Nello stesso tempo il re Pietro fece lentamente avanzare le sue truppe alla volta di Messina4, e mandò tre cavalieri catalani a Carlo colla seguente lettera di sfida:
«Pietro re d'Arragona e di Sicilia a te, Carlo, re di Gerusalemme e conte di Provenza.
«Noi ti participiamo il nostro arrivo nell'isola di Sicilia, regno che ci fu aggiudicato dall'autorità di santa Chiesa, da messere il papa e dai venerabili cardinali; e ti comandiamo che, veduta questa lettera, tu debba partire dall'isola di Sicilia con tutta la tua forza e la tua truppa; e sappi che se tu non lo farai, vedrai immantinenti con tuo danno i nostri cavalieri ed i nostri fedeli attaccare la tua persona ed i tuoi soldati.»
Carlo il più orgoglioso monarca di cristianità, e fino a quest'epoca fors'anco il più potente, fremè di sdegno quando lesse una così superba lettera d'un piccolo principe ch'egli non credeva potergli stare a fronte; e gli mandò la seguente riposta:
«Carlo, per la grazia di Dio, re di Gerusalemme e di Sicilia, principe di Capoa, conte d'Anglò, di Forcalquier e di Provenza, a te Pietro, re d'Aragona, conte di Valenza.

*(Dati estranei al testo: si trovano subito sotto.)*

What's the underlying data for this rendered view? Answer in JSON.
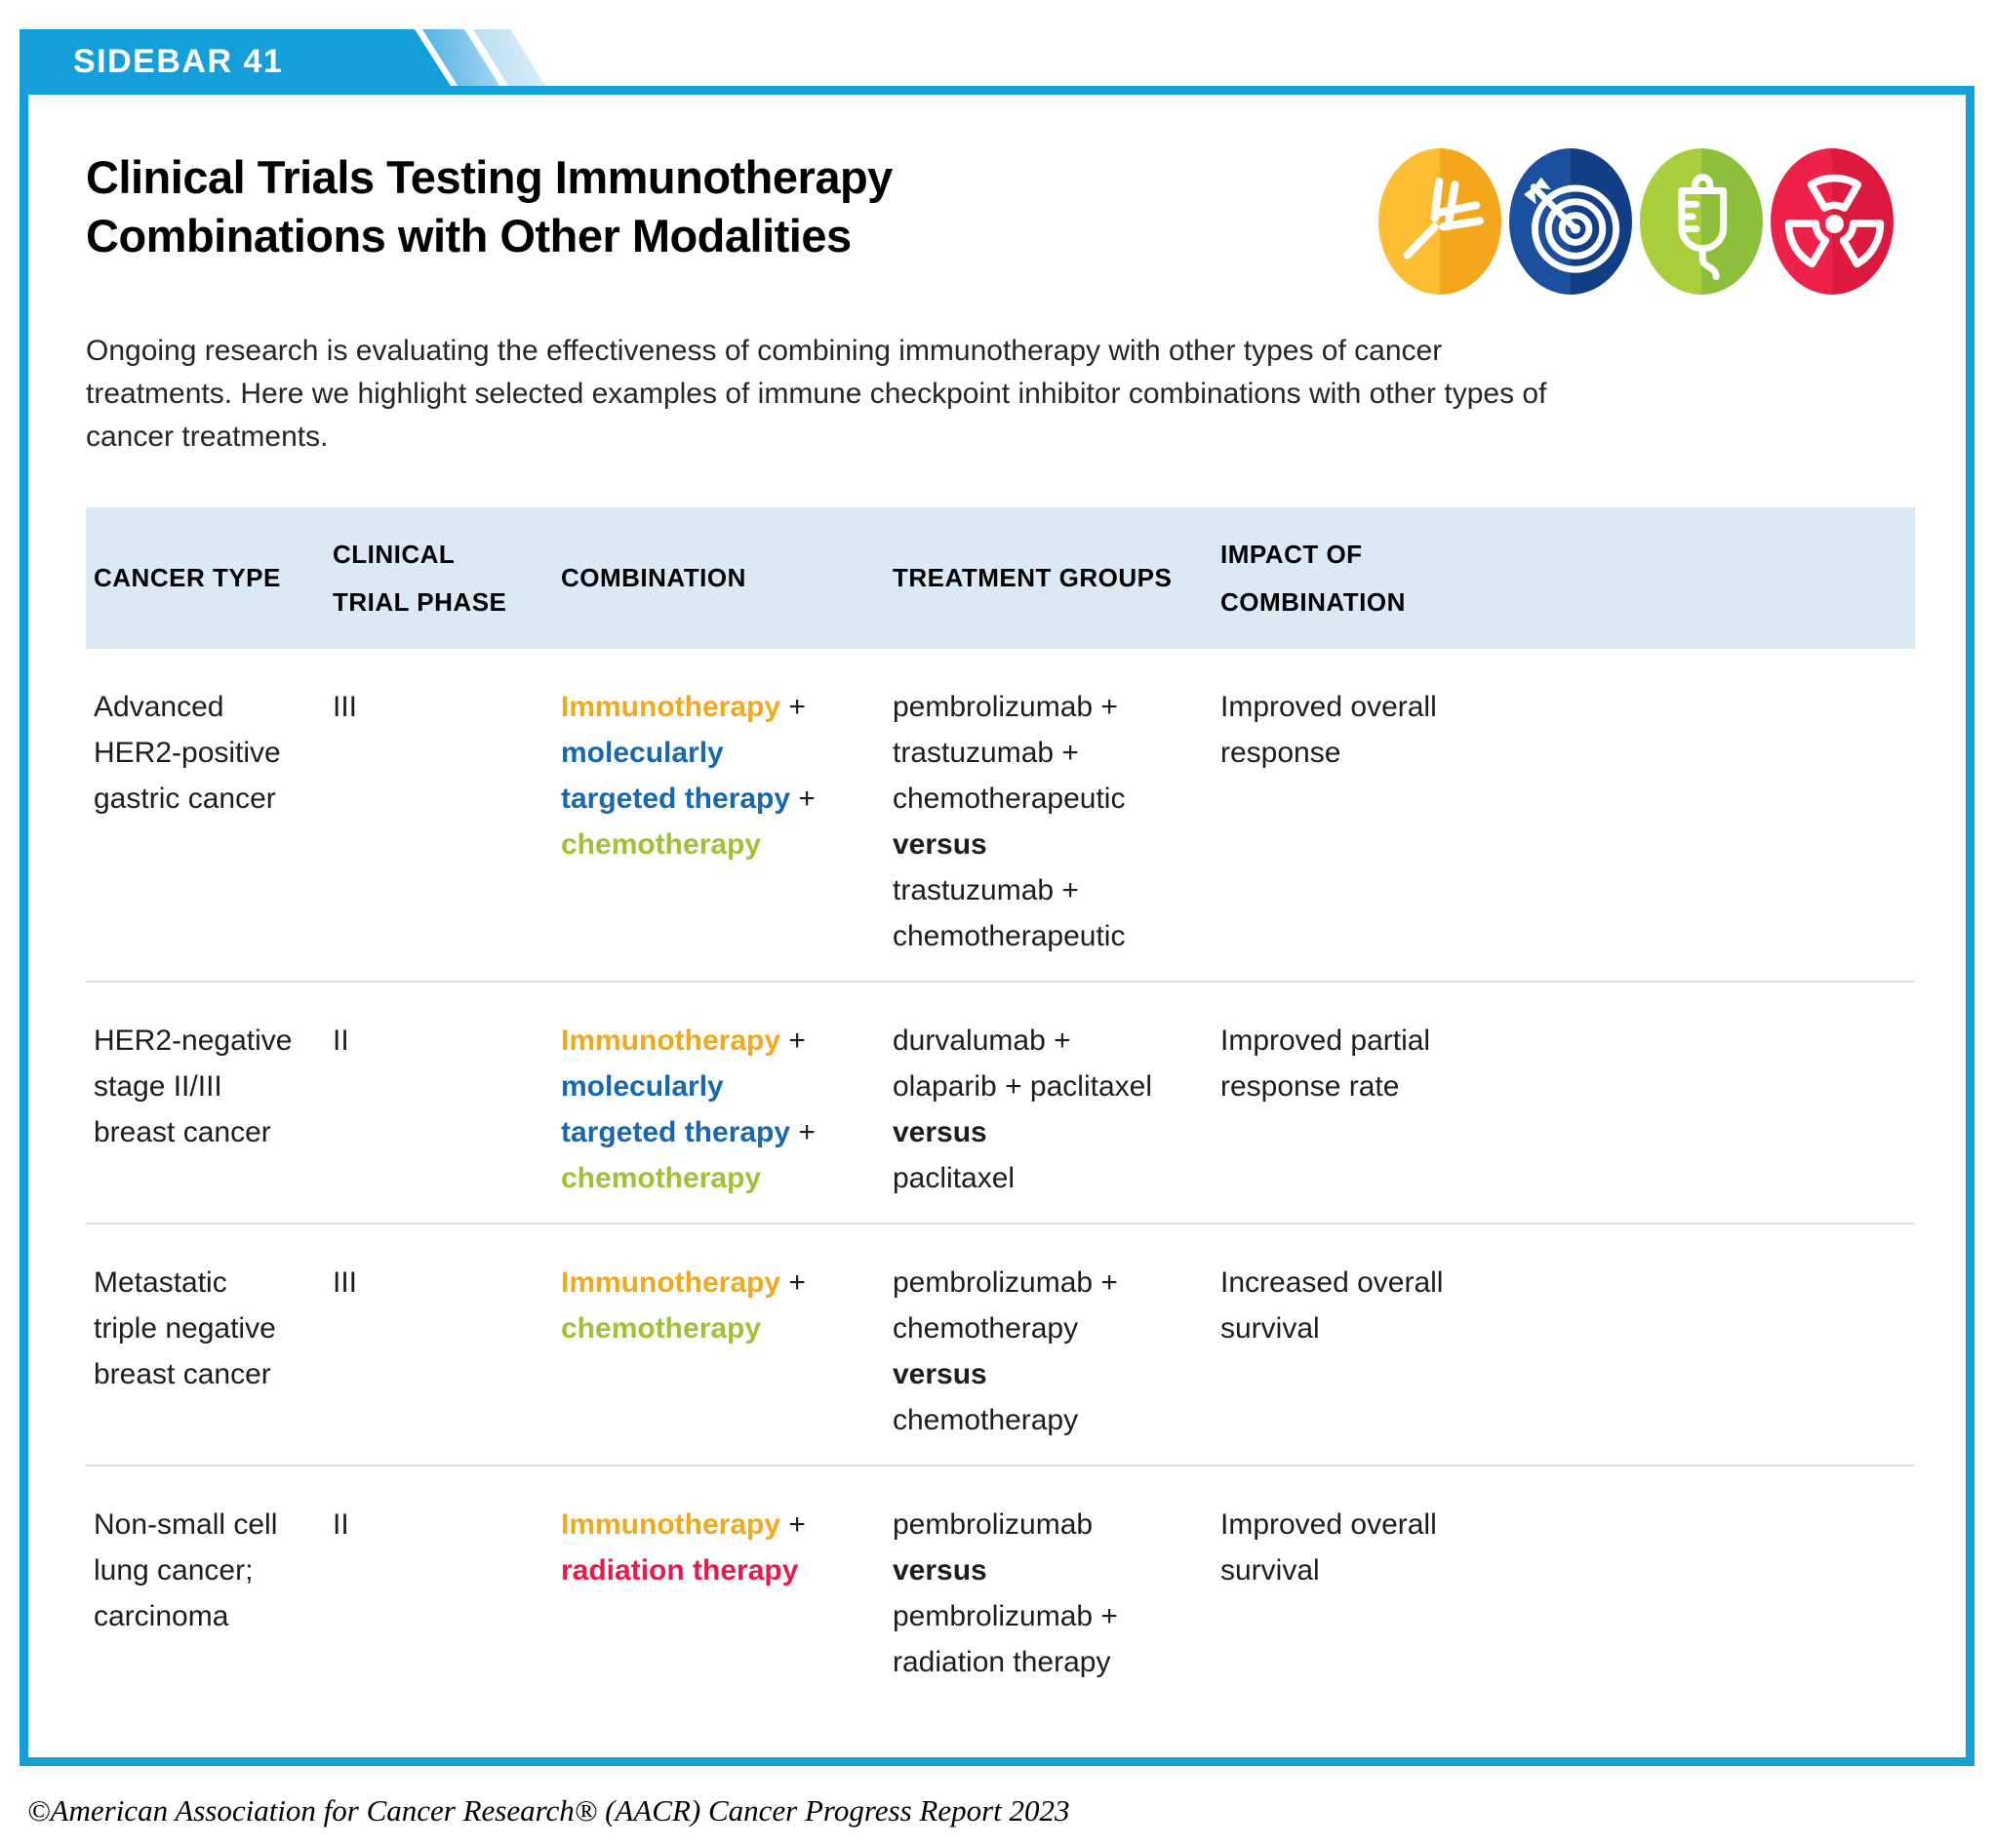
{
  "tab_label": "SIDEBAR 41",
  "title_lines": "Clinical Trials Testing Immunotherapy\nCombinations with Other Modalities",
  "intro_text": "Ongoing research is evaluating the effectiveness of combining immunotherapy with other types of cancer\ntreatments. Here we highlight selected examples of immune checkpoint inhibitor combinations with other types of\ncancer treatments.",
  "footer_text": "©American Association for Cancer Research® (AACR) Cancer Progress Report 2023",
  "accent_color": "#149FDA",
  "header_bg_color": "#dbe9f5",
  "colors": {
    "immuno": "#EFA91E",
    "targeted": "#1668B0",
    "chemo": "#A2C037",
    "radiation": "#E91A4B",
    "plain": "#1d1d1b"
  },
  "icons": [
    {
      "name": "antibody-icon",
      "meaning": "immunotherapy",
      "left": "#FDBE33",
      "right": "#F4A71D"
    },
    {
      "name": "target-icon",
      "meaning": "molecularly targeted therapy",
      "left": "#1C509E",
      "right": "#123E85"
    },
    {
      "name": "iv-bag-icon",
      "meaning": "chemotherapy",
      "left": "#A8CE3B",
      "right": "#8DC03A"
    },
    {
      "name": "radiation-icon",
      "meaning": "radiation therapy",
      "left": "#EE2149",
      "right": "#DB1A3E"
    }
  ],
  "table": {
    "headers": [
      {
        "lines": [
          "CANCER TYPE"
        ]
      },
      {
        "lines": [
          "CLINICAL",
          "TRIAL PHASE"
        ]
      },
      {
        "lines": [
          "COMBINATION"
        ]
      },
      {
        "lines": [
          "TREATMENT GROUPS"
        ]
      },
      {
        "lines": [
          "IMPACT OF",
          "COMBINATION"
        ]
      }
    ],
    "rows": [
      {
        "cancer_type": [
          "Advanced",
          "HER2-positive",
          "gastric cancer"
        ],
        "phase": "III",
        "combination": [
          [
            {
              "t": "Immunotherapy",
              "c": "immuno"
            },
            {
              "t": " +",
              "c": "plain"
            }
          ],
          [
            {
              "t": "molecularly",
              "c": "targeted"
            }
          ],
          [
            {
              "t": "targeted therapy",
              "c": "targeted"
            },
            {
              "t": " +",
              "c": "plain"
            }
          ],
          [
            {
              "t": "chemotherapy",
              "c": "chemo"
            }
          ]
        ],
        "treatment_groups": [
          {
            "t": "pembrolizumab +"
          },
          {
            "t": "trastuzumab +"
          },
          {
            "t": "chemotherapeutic"
          },
          {
            "t": "versus",
            "bold": true
          },
          {
            "t": "trastuzumab +"
          },
          {
            "t": "chemotherapeutic"
          }
        ],
        "impact": [
          "Improved overall",
          "response"
        ]
      },
      {
        "cancer_type": [
          "HER2-negative",
          "stage II/III",
          "breast cancer"
        ],
        "phase": "II",
        "combination": [
          [
            {
              "t": "Immunotherapy",
              "c": "immuno"
            },
            {
              "t": " +",
              "c": "plain"
            }
          ],
          [
            {
              "t": "molecularly",
              "c": "targeted"
            }
          ],
          [
            {
              "t": "targeted therapy",
              "c": "targeted"
            },
            {
              "t": " +",
              "c": "plain"
            }
          ],
          [
            {
              "t": "chemotherapy",
              "c": "chemo"
            }
          ]
        ],
        "treatment_groups": [
          {
            "t": "durvalumab +"
          },
          {
            "t": "olaparib + paclitaxel"
          },
          {
            "t": "versus",
            "bold": true
          },
          {
            "t": "paclitaxel"
          }
        ],
        "impact": [
          "Improved partial",
          "response rate"
        ]
      },
      {
        "cancer_type": [
          "Metastatic",
          "triple negative",
          "breast cancer"
        ],
        "phase": "III",
        "combination": [
          [
            {
              "t": "Immunotherapy",
              "c": "immuno"
            },
            {
              "t": " +",
              "c": "plain"
            }
          ],
          [
            {
              "t": "chemotherapy",
              "c": "chemo"
            }
          ]
        ],
        "treatment_groups": [
          {
            "t": "pembrolizumab +"
          },
          {
            "t": "chemotherapy"
          },
          {
            "t": "versus",
            "bold": true
          },
          {
            "t": "chemotherapy"
          }
        ],
        "impact": [
          "Increased overall",
          "survival"
        ]
      },
      {
        "cancer_type": [
          "Non-small cell",
          "lung cancer;",
          "carcinoma"
        ],
        "phase": "II",
        "combination": [
          [
            {
              "t": "Immunotherapy",
              "c": "immuno"
            },
            {
              "t": " +",
              "c": "plain"
            }
          ],
          [
            {
              "t": "radiation therapy",
              "c": "radiation"
            }
          ]
        ],
        "treatment_groups": [
          {
            "t": "pembrolizumab"
          },
          {
            "t": "versus",
            "bold": true
          },
          {
            "t": "pembrolizumab +"
          },
          {
            "t": "radiation therapy"
          }
        ],
        "impact": [
          "Improved overall",
          "survival"
        ]
      }
    ]
  }
}
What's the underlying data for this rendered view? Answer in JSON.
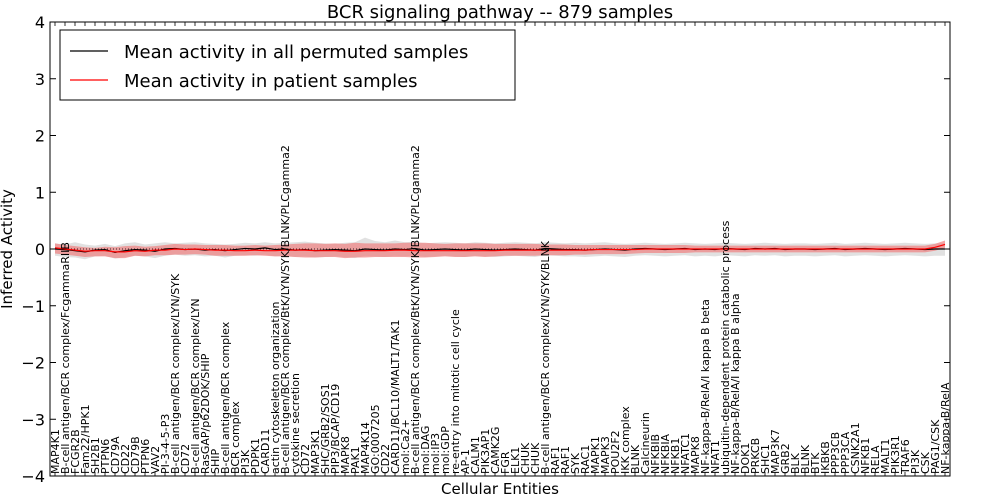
{
  "chart_data": {
    "type": "line",
    "title": "BCR signaling pathway -- 879 samples",
    "xlabel": "Cellular Entities",
    "ylabel": "Inferred Activity",
    "ylim": [
      -4,
      4
    ],
    "yticks": [
      -4,
      -3,
      -2,
      -1,
      0,
      1,
      2,
      3,
      4
    ],
    "ytick_labels": [
      "−4",
      "−3",
      "−2",
      "−1",
      "0",
      "1",
      "2",
      "3",
      "4"
    ],
    "legend": {
      "position": "top-left",
      "entries": [
        {
          "label": "Mean activity in all permuted samples",
          "color": "#000000"
        },
        {
          "label": "Mean activity in patient samples",
          "color": "#ff0000"
        }
      ]
    },
    "colors": {
      "patient_line": "#ff0000",
      "patient_band": "#f08080",
      "permuted_line": "#000000",
      "permuted_band": "#c8c8c8"
    },
    "categories": [
      "MAP4K1",
      "B-cell antigen/BCR complex/FcgammaRIIB",
      "FCGR2B",
      "Fam22/HPK1",
      "SH2B1",
      "PTPN6",
      "CD79A",
      "CD22",
      "CD79B",
      "PTPN6",
      "VAV2",
      "PI-3-4-5-P3",
      "B-cell antigen/BCR complex/LYN/SYK",
      "CD72",
      "B-cell antigen/BCR complex/LYN",
      "RasGAP/p62DOK/SHIP",
      "SHIP",
      "B-cell antigen/BCR complex",
      "BCR complex",
      "PI3K",
      "PDPK1",
      "CARD11",
      "actin cytoskeleton organization",
      "B-cell antigen/BCR complex/BtK/LYN/SYK/BLNK/PLCgamma2",
      "cytokine secretion",
      "CD72",
      "MAP3K1",
      "SHC/GRB2/SOS1",
      "PIP3/BCAP/CD19",
      "MAPK8",
      "PAK1",
      "MAP4K14",
      "GO:0007205",
      "CD22",
      "CARD11/BCL10/MALT1/TAK1",
      "mol:Ca2+",
      "B-cell antigen/BCR complex/BtK/LYN/SYK/BLNK/PLCgamma2",
      "mol:DAG",
      "mol:IP3",
      "mol:GDP",
      "re-entry into mitotic cell cycle",
      "AP-1",
      "CALM1",
      "PIK3AP1",
      "CAMK2G",
      "FGR",
      "ELK1",
      "CHUK",
      "CHUK",
      "B-cell antigen/BCR complex/LYN/SYK/BLNK",
      "RAF1",
      "RAF1",
      "SYK",
      "RAC1",
      "MAPK1",
      "MAPK3",
      "POU2F2",
      "IKK complex",
      "BLNK",
      "Calcineurin",
      "NFKBIB",
      "NFKBIA",
      "NFKB1",
      "NFATC1",
      "MAPK8",
      "NF-kappa-B/RelA/I kappa B beta",
      "NFAT1",
      "ubiquitin-dependent protein catabolic process",
      "NF-kappa-B/RelA/I kappa B alpha",
      "DOK1",
      "PRKCB",
      "SHC1",
      "MAP3K7",
      "GRB2",
      "BLK",
      "BLNK",
      "BTK",
      "IKBKB",
      "PPP3CB",
      "PPP3CA",
      "CSNK2A1",
      "NFKB1",
      "RELA",
      "MALT1",
      "PIK3R1",
      "TRAF6",
      "PI3K",
      "CSK",
      "PAG1/CSK",
      "NF-kappa-B/RelA"
    ],
    "series": [
      {
        "name": "Mean activity in all permuted samples",
        "values": [
          0.0,
          -0.01,
          -0.03,
          -0.05,
          -0.02,
          -0.01,
          -0.06,
          -0.03,
          -0.01,
          -0.02,
          -0.04,
          0.0,
          0.01,
          -0.01,
          0.0,
          -0.02,
          -0.01,
          -0.03,
          -0.01,
          0.01,
          0.0,
          0.02,
          -0.01,
          0.0,
          -0.02,
          -0.01,
          -0.03,
          -0.02,
          -0.01,
          -0.02,
          -0.03,
          0.0,
          -0.01,
          -0.02,
          0.0,
          -0.01,
          0.01,
          -0.02,
          -0.01,
          0.0,
          -0.01,
          -0.02,
          0.0,
          -0.01,
          -0.02,
          -0.01,
          0.0,
          -0.01,
          -0.02,
          0.01,
          0.0,
          -0.01,
          -0.01,
          -0.02,
          -0.01,
          0.0,
          -0.01,
          -0.02,
          0.0,
          0.01,
          0.0,
          -0.01,
          0.0,
          0.01,
          -0.01,
          0.0,
          -0.01,
          0.01,
          0.0,
          -0.01,
          0.01,
          0.0,
          0.01,
          -0.01,
          0.0,
          0.0,
          -0.01,
          0.0,
          0.01,
          -0.01,
          0.0,
          0.01,
          0.0,
          -0.01,
          0.0,
          0.01,
          0.0,
          -0.01,
          0.0,
          0.0
        ]
      },
      {
        "name": "Mean activity in patient samples",
        "values": [
          0.02,
          0.0,
          -0.02,
          -0.04,
          -0.03,
          -0.03,
          -0.05,
          -0.05,
          -0.03,
          -0.04,
          -0.02,
          -0.02,
          0.0,
          -0.01,
          0.0,
          -0.01,
          -0.02,
          -0.02,
          -0.03,
          -0.03,
          -0.02,
          -0.03,
          -0.03,
          -0.02,
          -0.02,
          -0.02,
          -0.03,
          -0.03,
          -0.03,
          -0.04,
          -0.04,
          -0.03,
          -0.03,
          -0.03,
          -0.02,
          -0.02,
          -0.03,
          -0.03,
          -0.03,
          -0.03,
          -0.03,
          -0.03,
          -0.03,
          -0.03,
          -0.03,
          -0.02,
          -0.02,
          -0.02,
          -0.02,
          -0.02,
          -0.02,
          -0.02,
          -0.02,
          -0.02,
          -0.01,
          -0.01,
          -0.01,
          -0.01,
          -0.01,
          0.0,
          0.0,
          0.0,
          0.0,
          0.0,
          0.0,
          0.0,
          0.0,
          0.0,
          0.0,
          0.0,
          0.0,
          0.0,
          0.0,
          0.0,
          0.0,
          0.0,
          0.0,
          0.0,
          0.0,
          0.0,
          0.0,
          0.0,
          0.0,
          0.0,
          0.0,
          0.0,
          0.0,
          0.0,
          0.03,
          0.08
        ]
      }
    ],
    "patient_band": {
      "upper": [
        0.1,
        0.07,
        0.05,
        0.03,
        0.02,
        0.04,
        0.03,
        0.05,
        0.06,
        0.04,
        0.05,
        0.07,
        0.09,
        0.08,
        0.08,
        0.07,
        0.07,
        0.07,
        0.06,
        0.06,
        0.07,
        0.06,
        0.07,
        0.08,
        0.09,
        0.1,
        0.1,
        0.09,
        0.1,
        0.09,
        0.11,
        0.1,
        0.1,
        0.1,
        0.1,
        0.11,
        0.11,
        0.11,
        0.1,
        0.09,
        0.1,
        0.1,
        0.1,
        0.1,
        0.09,
        0.09,
        0.09,
        0.09,
        0.09,
        0.08,
        0.08,
        0.08,
        0.07,
        0.07,
        0.07,
        0.07,
        0.07,
        0.07,
        0.07,
        0.07,
        0.07,
        0.07,
        0.07,
        0.07,
        0.06,
        0.06,
        0.06,
        0.06,
        0.06,
        0.06,
        0.06,
        0.06,
        0.06,
        0.06,
        0.06,
        0.06,
        0.06,
        0.06,
        0.06,
        0.06,
        0.06,
        0.06,
        0.06,
        0.06,
        0.06,
        0.06,
        0.06,
        0.06,
        0.09,
        0.15
      ],
      "lower": [
        -0.08,
        -0.1,
        -0.12,
        -0.14,
        -0.13,
        -0.13,
        -0.16,
        -0.16,
        -0.12,
        -0.13,
        -0.11,
        -0.11,
        -0.1,
        -0.1,
        -0.09,
        -0.1,
        -0.12,
        -0.12,
        -0.12,
        -0.12,
        -0.11,
        -0.12,
        -0.13,
        -0.13,
        -0.14,
        -0.15,
        -0.15,
        -0.14,
        -0.14,
        -0.16,
        -0.15,
        -0.15,
        -0.14,
        -0.14,
        -0.14,
        -0.14,
        -0.15,
        -0.15,
        -0.14,
        -0.13,
        -0.14,
        -0.14,
        -0.13,
        -0.14,
        -0.13,
        -0.12,
        -0.12,
        -0.12,
        -0.12,
        -0.11,
        -0.11,
        -0.11,
        -0.1,
        -0.1,
        -0.09,
        -0.09,
        -0.09,
        -0.09,
        -0.08,
        -0.07,
        -0.07,
        -0.07,
        -0.07,
        -0.07,
        -0.06,
        -0.06,
        -0.06,
        -0.06,
        -0.06,
        -0.06,
        -0.06,
        -0.06,
        -0.06,
        -0.06,
        -0.06,
        -0.06,
        -0.06,
        -0.06,
        -0.06,
        -0.06,
        -0.06,
        -0.06,
        -0.06,
        -0.06,
        -0.06,
        -0.06,
        -0.06,
        -0.06,
        -0.03,
        0.02
      ]
    },
    "permuted_band": {
      "upper": [
        0.1,
        0.08,
        0.12,
        0.08,
        0.06,
        0.09,
        0.05,
        0.1,
        0.12,
        0.08,
        0.1,
        0.12,
        0.1,
        0.11,
        0.12,
        0.1,
        0.09,
        0.08,
        0.09,
        0.11,
        0.1,
        0.12,
        0.1,
        0.11,
        0.12,
        0.13,
        0.11,
        0.1,
        0.09,
        0.11,
        0.12,
        0.2,
        0.14,
        0.12,
        0.15,
        0.12,
        0.13,
        0.1,
        0.11,
        0.12,
        0.11,
        0.1,
        0.12,
        0.11,
        0.1,
        0.11,
        0.12,
        0.11,
        0.1,
        0.12,
        0.11,
        0.1,
        0.11,
        0.1,
        0.11,
        0.12,
        0.1,
        0.09,
        0.1,
        0.11,
        0.1,
        0.09,
        0.1,
        0.11,
        0.1,
        0.09,
        0.1,
        0.11,
        0.1,
        0.09,
        0.1,
        0.11,
        0.1,
        0.09,
        0.1,
        0.1,
        0.09,
        0.1,
        0.11,
        0.09,
        0.1,
        0.11,
        0.1,
        0.09,
        0.1,
        0.11,
        0.1,
        0.09,
        0.1,
        0.1
      ],
      "lower": [
        -0.12,
        -0.14,
        -0.15,
        -0.18,
        -0.13,
        -0.12,
        -0.17,
        -0.14,
        -0.12,
        -0.13,
        -0.16,
        -0.12,
        -0.1,
        -0.12,
        -0.11,
        -0.13,
        -0.12,
        -0.15,
        -0.12,
        -0.11,
        -0.12,
        -0.1,
        -0.13,
        -0.12,
        -0.14,
        -0.13,
        -0.15,
        -0.14,
        -0.13,
        -0.14,
        -0.16,
        -0.12,
        -0.13,
        -0.14,
        -0.12,
        -0.13,
        -0.11,
        -0.14,
        -0.13,
        -0.12,
        -0.13,
        -0.14,
        -0.12,
        -0.13,
        -0.14,
        -0.13,
        -0.12,
        -0.13,
        -0.14,
        -0.11,
        -0.12,
        -0.13,
        -0.13,
        -0.14,
        -0.13,
        -0.12,
        -0.13,
        -0.14,
        -0.12,
        -0.11,
        -0.12,
        -0.13,
        -0.12,
        -0.11,
        -0.13,
        -0.12,
        -0.13,
        -0.11,
        -0.12,
        -0.13,
        -0.11,
        -0.12,
        -0.11,
        -0.13,
        -0.12,
        -0.12,
        -0.13,
        -0.12,
        -0.11,
        -0.13,
        -0.12,
        -0.11,
        -0.12,
        -0.13,
        -0.12,
        -0.11,
        -0.12,
        -0.13,
        -0.12,
        -0.12
      ]
    }
  }
}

«Noi siamo estremamente maravigliati come tu abbi avuto l'audacia di venire nel regno di Sicilia a noi conceduto dall'autorità della santa romana Chiesa; perciò ti comandiamo che, a vista della nostra lettera, tu debba partire dal nostro regno di Sicilia come malvagio traditore di Dio e della santa Chiesa. E se tu non lo fai, noi ti sfidiamo come nostro nemico e traditore verso di noi. All'istante ci vedrai venire a tuo danno; giacchè noi e la nostra armata desideriamo molto di vederti colle tue genti che tu hai condotte»5.